Apropos Open Source Methodologies
When we first started to circulate the call for taxi-to-praxi some of the reactions which I got in private email were of the kind "open source methodology, what's that supposed to be?" - "there is no such things", " etc. Since that moment I thought aha, we are on to something and I should write something about it. This is now not the all conclusive article, but a forum posting, improvised and unfinished.
It would be easy now to come up with references to the so called "hacker ethics". you can get the basic idea from this wikipedia entry http://en.wikipedia.org/wiki/Hacker_ethic
However, although there is an overlap, the hacker ethics and open source methodologies are quite different things. By using the term open source methodologies I imply that this is something that goes beyong the narrow confines of computer software development, that these are methodologies (I quite deliberately use the plural here) which can be applied in reesearch as well as creative processes. It is maybe more closely connected to 'peer based commons production' a term coined by Yochai Benkler (cf. The Wealth of Networks) than hacking per se
Thus, without trying to be normative, nor prescriptive, nor complete, I would say an open source methodology can be something where
* you would lay open the assumptions which go into the formulation of your thesis or research subject as much as you are aware that there are assumptions
* you would rather than making references because you have to or because you feel you are supposed to be quite happy to reference anything that informs your work, people who helped you, ideas and influences, work done by others, etc.
* you would be happy to discuss your work in suitable public fora without fear of your ideas being stolen (because you trust that you can realise your idea still and if somebody share an interest maybe you can work together)

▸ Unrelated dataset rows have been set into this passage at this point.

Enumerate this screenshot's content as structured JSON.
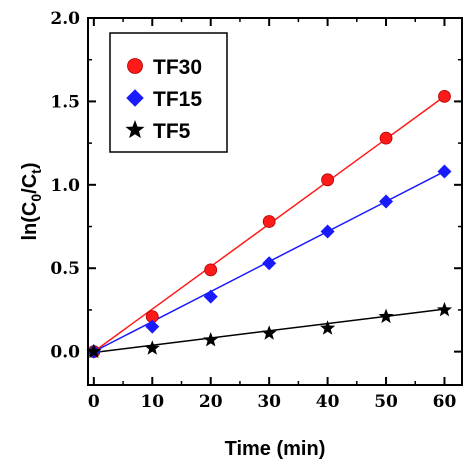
{
  "chart_data": {
    "type": "scatter",
    "xlabel": "Time (min)",
    "ylabel_parts": {
      "main": "ln(C",
      "sub0": "0",
      "slash": "/C",
      "sub1": "t",
      "close": ")"
    },
    "xlim": [
      -1,
      63
    ],
    "ylim": [
      -0.2,
      2.0
    ],
    "xticks": [
      0,
      10,
      20,
      30,
      40,
      50,
      60
    ],
    "yticks": [
      0.0,
      0.5,
      1.0,
      1.5,
      2.0
    ],
    "ytick_labels": [
      "0.0",
      "0.5",
      "1.0",
      "1.5",
      "2.0"
    ],
    "x": [
      0,
      10,
      20,
      30,
      40,
      50,
      60
    ],
    "legend_position": "top-left",
    "series": [
      {
        "name": "TF30",
        "marker": "circle",
        "color": "#ff1a1a",
        "values": [
          0.0,
          0.21,
          0.49,
          0.78,
          1.03,
          1.28,
          1.53
        ],
        "fit": [
          0.0,
          1.53
        ]
      },
      {
        "name": "TF15",
        "marker": "diamond",
        "color": "#1a1aff",
        "values": [
          0.0,
          0.15,
          0.33,
          0.53,
          0.72,
          0.9,
          1.08
        ],
        "fit": [
          0.0,
          1.08
        ]
      },
      {
        "name": "TF5",
        "marker": "star",
        "color": "#000000",
        "values": [
          0.0,
          0.02,
          0.07,
          0.11,
          0.14,
          0.21,
          0.25
        ],
        "fit": [
          -0.005,
          0.255
        ]
      }
    ]
  }
}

* you, despite the fervour with which you defend your thesis, are keeping an open mind to the possibility that you are wrong and have to start completely afresh and maybe turn around your mind 180 degrees, you are not just waiting for that person to show up but actively try to assume that other viewpoint
Whereas those points so far have something to do with opennness, I think there are other aspects which have more to do with freedom and autonomy. An open source methodology can also mean that you are seeking to
* preserve an open working space which implies a certain ethical behaviour in relation to the tools that you use and the ways that you communicate what you do;
*choose tools which allow your work to be accessed by as many people as possible
* publish your work in such a way that it does not get locked into some proprietary structrue which takes it away from public scrutiny
And while you are doing all that you would try to answer questions, read the fine manuals, stay economic with words, and be measured with your paprika when you cook open source gulash.